Peristiwa tersebut juga menjadi trigger untuk memaksa disahkannya rancangan undang-undang (UU) terorisme. ”Padahal, belum tentu dengan adanya UU jadi beres, belum tentu berfungsi,” jelasnya. Dia mencatat, ada satu poin dalam RUU tersebut yang bakal menimbulkan semakin banyak kekisruhan. Yakni, memperbolehkan aparat menangkap terduga terorisme tanpa bukti. ”Ini malah akan menimbulkan kekerasan pada warga yang sebenarnya tidak bersalah,” tegasnya.

Di samping metode, sebenarnya yang lebih penting adalah konten yang disampaikan. Boleh jadi, cara penyampaiannya sudah menyenangkan, gampang diserap. Tetapi, jangan sampai pemahaman yang disebarluaskan salah. Itu malah menimbulkan fitnah dan kecurigaan di sana-sini.
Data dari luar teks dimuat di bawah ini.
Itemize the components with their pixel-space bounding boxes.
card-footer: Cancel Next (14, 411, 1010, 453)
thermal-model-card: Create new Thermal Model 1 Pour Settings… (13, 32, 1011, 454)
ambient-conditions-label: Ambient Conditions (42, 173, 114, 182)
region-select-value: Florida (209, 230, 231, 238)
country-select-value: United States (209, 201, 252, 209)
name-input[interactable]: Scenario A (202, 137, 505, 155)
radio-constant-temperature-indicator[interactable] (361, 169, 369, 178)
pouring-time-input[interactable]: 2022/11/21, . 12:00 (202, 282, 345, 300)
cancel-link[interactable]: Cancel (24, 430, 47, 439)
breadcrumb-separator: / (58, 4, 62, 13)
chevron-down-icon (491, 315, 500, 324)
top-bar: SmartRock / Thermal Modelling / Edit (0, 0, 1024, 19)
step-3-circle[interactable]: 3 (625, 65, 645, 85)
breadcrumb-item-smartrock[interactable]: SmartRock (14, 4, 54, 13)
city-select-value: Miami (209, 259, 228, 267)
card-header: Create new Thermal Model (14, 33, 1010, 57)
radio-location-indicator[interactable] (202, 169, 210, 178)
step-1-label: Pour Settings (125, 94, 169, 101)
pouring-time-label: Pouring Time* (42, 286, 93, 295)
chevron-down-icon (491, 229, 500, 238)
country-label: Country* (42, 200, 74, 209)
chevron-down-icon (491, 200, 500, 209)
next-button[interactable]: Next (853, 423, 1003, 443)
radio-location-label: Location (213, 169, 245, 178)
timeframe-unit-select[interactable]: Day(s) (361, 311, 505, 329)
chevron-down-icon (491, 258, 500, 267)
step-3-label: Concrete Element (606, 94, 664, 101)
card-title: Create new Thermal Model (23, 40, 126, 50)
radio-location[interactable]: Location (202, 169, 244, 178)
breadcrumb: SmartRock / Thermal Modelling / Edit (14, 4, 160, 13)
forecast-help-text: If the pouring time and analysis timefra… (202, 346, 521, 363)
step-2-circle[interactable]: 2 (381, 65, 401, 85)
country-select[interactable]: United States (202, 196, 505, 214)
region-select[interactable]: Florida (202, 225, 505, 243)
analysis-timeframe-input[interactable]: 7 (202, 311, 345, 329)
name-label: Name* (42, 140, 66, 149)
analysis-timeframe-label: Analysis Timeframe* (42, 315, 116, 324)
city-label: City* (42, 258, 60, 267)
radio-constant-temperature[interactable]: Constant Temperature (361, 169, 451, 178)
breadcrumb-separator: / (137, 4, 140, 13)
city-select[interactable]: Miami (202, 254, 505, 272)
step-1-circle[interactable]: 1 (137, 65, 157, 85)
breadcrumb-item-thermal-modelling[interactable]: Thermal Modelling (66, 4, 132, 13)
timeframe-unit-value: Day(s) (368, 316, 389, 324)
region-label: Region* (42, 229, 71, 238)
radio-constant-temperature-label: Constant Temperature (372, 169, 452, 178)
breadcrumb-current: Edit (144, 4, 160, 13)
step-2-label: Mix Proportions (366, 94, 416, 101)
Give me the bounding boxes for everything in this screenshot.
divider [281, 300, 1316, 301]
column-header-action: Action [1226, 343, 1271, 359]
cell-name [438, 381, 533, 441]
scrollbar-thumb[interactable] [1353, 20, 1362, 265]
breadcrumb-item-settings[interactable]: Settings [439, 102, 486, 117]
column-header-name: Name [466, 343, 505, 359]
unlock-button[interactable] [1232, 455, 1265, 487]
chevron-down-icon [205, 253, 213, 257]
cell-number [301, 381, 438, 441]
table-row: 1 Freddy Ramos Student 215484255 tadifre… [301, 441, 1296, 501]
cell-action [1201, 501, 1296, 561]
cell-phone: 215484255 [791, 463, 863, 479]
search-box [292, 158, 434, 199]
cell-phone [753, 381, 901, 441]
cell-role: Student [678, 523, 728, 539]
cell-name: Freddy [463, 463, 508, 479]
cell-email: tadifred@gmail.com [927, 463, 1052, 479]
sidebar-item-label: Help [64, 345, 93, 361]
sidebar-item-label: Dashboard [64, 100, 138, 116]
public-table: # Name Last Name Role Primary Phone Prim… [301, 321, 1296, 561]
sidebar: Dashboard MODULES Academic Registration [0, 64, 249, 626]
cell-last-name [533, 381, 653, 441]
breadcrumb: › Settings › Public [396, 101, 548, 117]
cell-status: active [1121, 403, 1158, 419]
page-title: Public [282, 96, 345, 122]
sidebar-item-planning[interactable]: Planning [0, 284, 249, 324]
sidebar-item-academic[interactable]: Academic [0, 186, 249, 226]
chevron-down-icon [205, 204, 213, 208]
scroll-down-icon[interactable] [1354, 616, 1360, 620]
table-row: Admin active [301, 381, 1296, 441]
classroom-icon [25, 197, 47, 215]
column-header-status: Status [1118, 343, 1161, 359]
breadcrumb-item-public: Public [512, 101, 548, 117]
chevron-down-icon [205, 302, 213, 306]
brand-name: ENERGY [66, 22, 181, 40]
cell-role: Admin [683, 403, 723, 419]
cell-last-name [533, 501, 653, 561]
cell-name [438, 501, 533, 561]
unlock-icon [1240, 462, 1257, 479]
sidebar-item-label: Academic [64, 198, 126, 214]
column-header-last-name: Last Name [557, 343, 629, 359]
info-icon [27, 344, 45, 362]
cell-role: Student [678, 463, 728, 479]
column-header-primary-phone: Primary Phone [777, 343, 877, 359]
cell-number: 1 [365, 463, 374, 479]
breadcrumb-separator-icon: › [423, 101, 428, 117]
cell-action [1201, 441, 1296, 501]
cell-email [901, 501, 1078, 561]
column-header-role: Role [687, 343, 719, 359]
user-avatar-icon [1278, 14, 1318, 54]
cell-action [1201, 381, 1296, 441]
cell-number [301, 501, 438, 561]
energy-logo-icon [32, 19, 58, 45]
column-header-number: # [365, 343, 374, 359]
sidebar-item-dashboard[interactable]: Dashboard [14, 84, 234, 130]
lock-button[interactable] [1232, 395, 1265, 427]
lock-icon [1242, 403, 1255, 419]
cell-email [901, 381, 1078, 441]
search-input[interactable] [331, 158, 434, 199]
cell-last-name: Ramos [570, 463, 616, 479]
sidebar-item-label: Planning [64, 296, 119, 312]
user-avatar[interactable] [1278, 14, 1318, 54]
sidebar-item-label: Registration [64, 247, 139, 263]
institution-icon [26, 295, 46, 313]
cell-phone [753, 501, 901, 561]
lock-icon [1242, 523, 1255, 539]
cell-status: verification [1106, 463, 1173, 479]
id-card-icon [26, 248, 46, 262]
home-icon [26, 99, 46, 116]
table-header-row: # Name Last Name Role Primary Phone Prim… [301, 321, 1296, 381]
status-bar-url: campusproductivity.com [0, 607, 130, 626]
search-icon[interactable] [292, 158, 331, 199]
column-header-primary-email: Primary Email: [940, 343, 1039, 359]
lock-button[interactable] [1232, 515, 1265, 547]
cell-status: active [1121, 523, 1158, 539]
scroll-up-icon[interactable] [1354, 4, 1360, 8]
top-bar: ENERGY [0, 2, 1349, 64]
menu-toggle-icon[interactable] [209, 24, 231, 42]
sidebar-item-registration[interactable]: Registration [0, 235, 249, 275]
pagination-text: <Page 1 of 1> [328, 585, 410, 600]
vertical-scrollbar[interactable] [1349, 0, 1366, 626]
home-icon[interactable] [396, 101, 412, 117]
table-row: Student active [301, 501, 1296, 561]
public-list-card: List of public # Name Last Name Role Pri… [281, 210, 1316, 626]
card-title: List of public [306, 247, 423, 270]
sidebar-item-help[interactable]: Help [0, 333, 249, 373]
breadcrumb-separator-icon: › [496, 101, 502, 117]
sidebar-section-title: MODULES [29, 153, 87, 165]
Gampangnya, soal berpakaian. Ahmad Cholis Hamzah, pengurus Ikatan Alumni Unair, menjelaskan bahwa masih banyak masyarakat yang menyalahartikan cara berpakaian. Bila menggunakan cadar atau niqab, perempuan tersebut adalah muslim. ”Padahal, ini hanya masalah budaya. Semua orang di Arab juga pakaiannya begitu meskipun bukan muslim,” tegasnya. Bukan masalah perintah agama saja, dengan alam Timur Tengah yang panas dan berdebu, gaya berpakaian itulah yang paling nyaman.